Hi Bikas, thanks for thinking about this! Comments inline:
Somewhere in this thread it was mentioned controlling memory via OS. In my experience this is not an optimal choice because
1) makes it hard to debug task failures due to memory issues. Abrupt OS termination or denial or more memory resulting in NPE/bad pointers etc. Its better to just monitor the memory and then enforce limits with clear error message saying - task was terminated because it used more memory than alloted.
On Linux, enforcing memory limits via Cgroups feels a bit like simply running a process on a machine with less memory installed. When the memory allocation is pushing the threshold, the Linux OOM killer destroys the task. The patch above detects that the process has been killed and logs a error message indicating that the task was killed for consuming too many reousrces.
2) due to different scenarios, tasks may have memory spikes or temporary increases. The OS will enforce tight limits but NodeManager monitoring can be more flexible and not terminate a task because it shot to 2.1GB instead of staying under 2.
I would argue that the strict enforcement of Cgroups is exactly the behavior we want because it provides isolation. If two containers are running on a node with 4 GB of RAM, and each are using 2 GB, and one happens to spike to 3 GB momentarily, the spiking container should suffer – if we continue monitoring the memory as done today, then the well-behaved container might suffer by being swapped-out to make room for the spiking container.
I believe the spiking concern is mitigated by the fact that Cgroups allows you to set both a physical memory limit, and a virtual memory limit (which my patch above makes use of). For example, I set the physical memory limit to say, 1 GB of RAM, and the virtual memory limit to 2.1 GB. When a process momentarily spikes above it's 1 GB of RAM, it will be allocated memory from swap without a problem. This is configurable by the already extant "yarn.nodemanager.vmem-pmem-ratio" setting.
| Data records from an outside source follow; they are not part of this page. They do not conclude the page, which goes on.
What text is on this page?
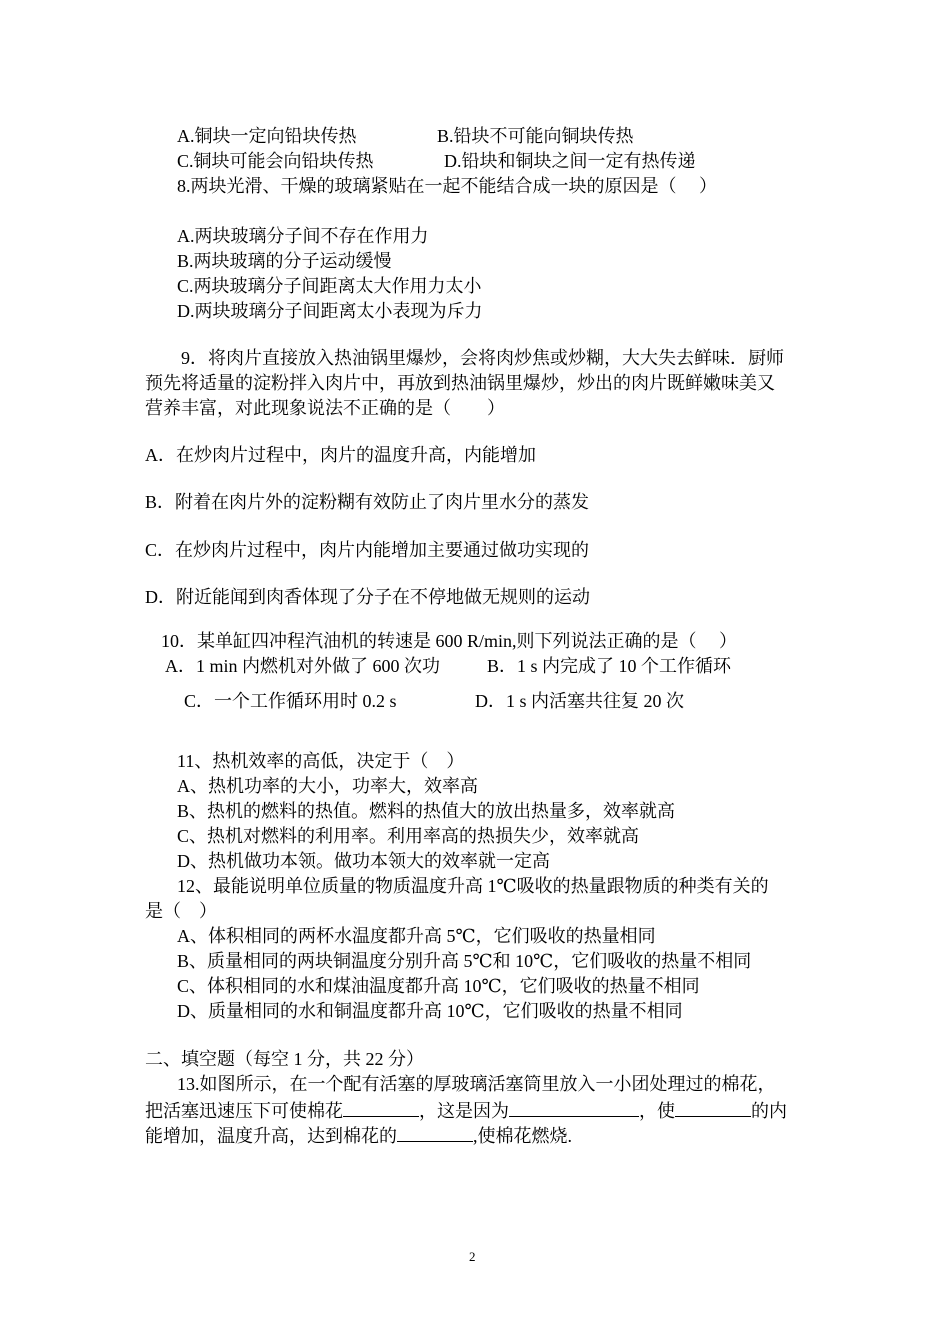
A.铜块一定向铅块传热	B.铅块不可能向铜块传热
C.铜块可能会向铅块传热	D.铅块和铜块之间一定有热传递
8.两块光滑、干燥的玻璃紧贴在一起不能结合成一块的原因是（     ）
A.两块玻璃分子间不存在作用力
B.两块玻璃的分子运动缓慢
C.两块玻璃分子间距离太大作用力太小
D.两块玻璃分子间距离太小表现为斥力
9．将肉片直接放入热油锅里爆炒，会将肉炒焦或炒糊，大大失去鲜味．厨师
预先将适量的淀粉拌入肉片中，再放到热油锅里爆炒，炒出的肉片既鲜嫩味美又
营养丰富，对此现象说法不正确的是（        ）
A．在炒肉片过程中，肉片的温度升高，内能增加
B．附着在肉片外的淀粉糊有效防止了肉片里水分的蒸发
C．在炒肉片过程中，肉片内能增加主要通过做功实现的
D．附近能闻到肉香体现了分子在不停地做无规则的运动
10．某单缸四冲程汽油机的转速是 600 R/min,则下列说法正确的是（     ）
A．1 min 内燃机对外做了 600 次功	B．1 s 内完成了 10 个工作循环
C．一个工作循环用时 0.2 s	D．1 s 内活塞共往复 20 次
11、热机效率的高低，决定于（    ）
A、热机功率的大小，功率大，效率高
B、热机的燃料的热值。燃料的热值大的放出热量多，效率就高
C、热机对燃料的利用率。利用率高的热损失少，效率就高
D、热机做功本领。做功本领大的效率就一定高
12、最能说明单位质量的物质温度升高 1℃吸收的热量跟物质的种类有关的
是（    ）
A、体积相同的两杯水温度都升高 5℃，它们吸收的热量相同
B、质量相同的两块铜温度分别升高 5℃和 10℃，它们吸收的热量不相同
C、体积相同的水和煤油温度都升高 10℃，它们吸收的热量不相同
D、质量相同的水和铜温度都升高 10℃，它们吸收的热量不相同
二、填空题（每空 1 分，共 22 分）
13.如图所示，在一个配有活塞的厚玻璃活塞筒里放入一小团处理过的棉花，
把活塞迅速压下可使棉花	，这是因为	，使	的内
能增加，温度升高，达到棉花的	,使棉花燃烧.
2
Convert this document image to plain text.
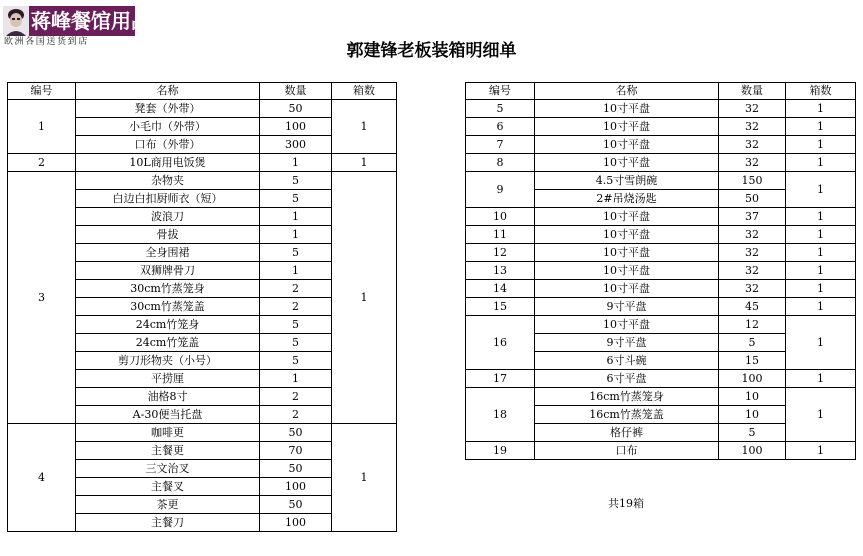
蒋峰餐馆用品
欧洲各国送货到店	郭建锋老板装箱明细单
编号	名称	数量	箱数
1	凳套（外带）	50	1
	小毛巾（外带）	100	
	口布（外带）	300	
2	10L商用电饭煲	1	1
3	杂物夹	5	1
	白边白扣厨师衣（短）	5	
	波浪刀	1	
	骨拔	1	
	全身围裙	5	
	双狮牌骨刀	1	
	30cm竹蒸笼身	2	
	30cm竹蒸笼盖	2	
	24cm竹笼身	5	
	24cm竹笼盖	5	
	剪刀形物夹（小号）	5	
	平捞厘	1	
	油格8寸	2	
	A-30便当托盘	2	
4	咖啡更	50	1
	主餐更	70	
	三文治叉	50	
	主餐叉	100	
	茶更	50	
	主餐刀	100	
编号	名称	数量	箱数
5	10寸平盘	32	1
6	10寸平盘	32	1
7	10寸平盘	32	1
8	10寸平盘	32	1
9	4.5寸雪朗碗	150	1
	2#吊烧汤匙	50	
10	10寸平盘	37	1
11	10寸平盘	32	1
12	10寸平盘	32	1
13	10寸平盘	32	1
14	10寸平盘	32	1
15	9寸平盘	45	1
16	10寸平盘	12	1
	9寸平盘	5	
	6寸斗碗	15	
17	6寸平盘	100	1
18	16cm竹蒸笼身	10	1
	16cm竹蒸笼盖	10	
	格仔裤	5	
19	口布	100	1
共19箱
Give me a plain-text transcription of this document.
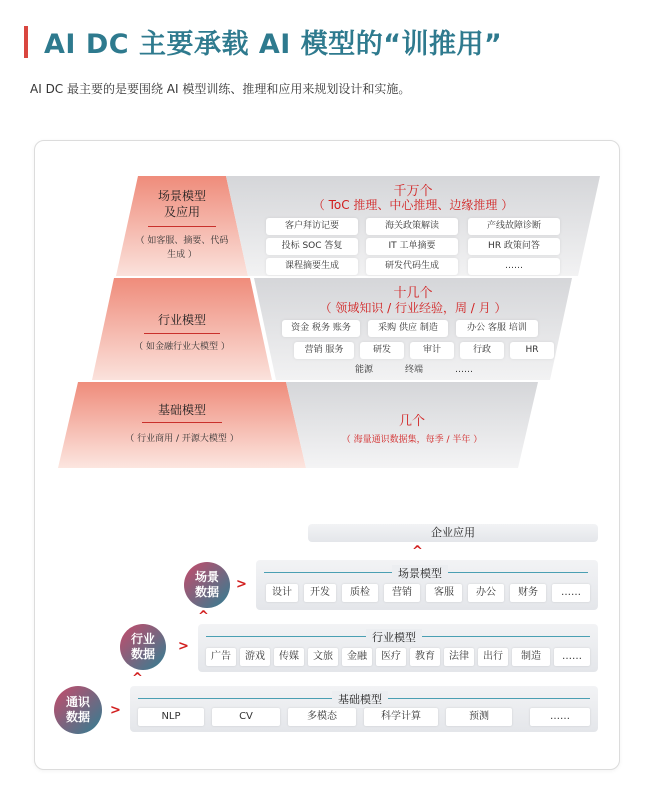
AI DC 主要承载 AI 模型的“训推用”
AI DC 最主要的是要围绕 AI 模型训练、推理和应用来规划设计和实施。
场景模型
及应用
（ 如客服、摘要、代码
生成 ）
行业模型
（ 如金融行业大模型 ）
基础模型
（ 行业商用 / 开源大模型 ）
千万个
（ ToC 推理、中心推理、边缘推理 ）
客户拜访记要	海关政策解读	产线故障诊断
投标 SOC 答复	IT 工单摘要	HR 政策问答
课程摘要生成	研发代码生成	……
十几个
（ 领域知识 / 行业经验，周 / 月 ）
资金 税务 账务	采购 供应 制造	办公 客服 培训
营销 服务	研发	审计	行政	HR
能源	终端	……
几个
（ 海量通识数据集，每季 / 半年 ）
企业应用
^
场景模型
设计	开发	质检	营销	客服	办公	财务	……
行业模型
广告	游戏	传媒	文旅	金融	医疗	教育	法律	出行	制造	……
基础模型
NLP	CV	多模态	科学计算	预测	……
场景
数据 >
行业
数据 >
^
通识
数据 >
^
Disk scheduling and monitoring would be a hard to achieve goal with multiple writers to disk spinning things their own way and expecting something that will likely not happen.
Sure, it is tricky, and the feasibility depends on the semantics YARN promises applications. However, the Linux Completely Fair Queuing I/O scheduler has semantics which are quite similar to the semantics I'm proposing we promise for CPUs (proportional weights). The blkio Cgroup subsystem already today provides both proportional sharing and throttling: http://docs.redhat.com/docs/en-US/Red_Hat_Enterprise_Linux/6/html/Resource_Management_Guide/ch-Subsystems_and_Tunable_Parameters.html#sec-blkio
Network scheduling and monitoring shares choke points at multiple levels beyond the machines and trying to optimally and proportionally use the network tends to be a problem thats better served globally.
YARN is a global scheduler. Linux traffic controls , in combination with the network controller for Cgroups, can be used to implement the results of Seawall , FairCloud , and similar projects. There are many datacenter designs these days; some will be a perfect match for end-host-only bandwidth control, and others an imperfect match. While end-host-only bandwidth control is not a magic bullet, I strongly believe that it is both useful enough, and easy enough to implement, to warrant pursuit.
My 2 cents would be to limit this to just CPU for now.
It is. However, I believe the patch above is easily extensible to other resources (you can see for yourself that there is a small difference between the memory-only patch, and the memory+cpu patch).
Based on the comments above, I would agree that we need to make sure platform specific stuff should not leak into the code so that other platforms (imminently Windows) can support this stuff.
Totally agree. That's why I proposed making it pluggable with MAPREDUCE-4351.
An alternative to pluggable ContainersMonitor would be to make CPU management a pluggable component of ContainersManager. My POV is that ContainersManager manages the resources of containers and has logic that will be common across platforms. The tools it uses will change. Eg. ProcfsBaseProcessTree is the tool used to monitor and manage memory. I can see that being changed to a MemoryMonitor interface with platform specific implementations. Thats whats happening on the Windows port in branch 1. I can see a CPUMonitor interface for CPU. Or maybe a ResourceMonitor that has methods for both memory and CPU.
I'm afraid I'm a bit confused by your suggestion here – ContainersMonitor is already a part of the ContainersManager. Are you proposing that we create a pluggable interface for each type of resource independently? Perhaps you can point me to the code & branch which has the suggestion you are describing? There are two pieces to resource management: monitoring & enforcement, and both are platform-specific. Because multiple Linux enforcement solutions (the current Java-native, the above Cgroups, and the planned taskset) can all use the same Linux-specific monitoring code, it seems reasonable to keep the two features separate. The monitoring code is already pluggable (ResourceCalculatorPlugin).
 http://lartc.org/howto/ and 'man tc'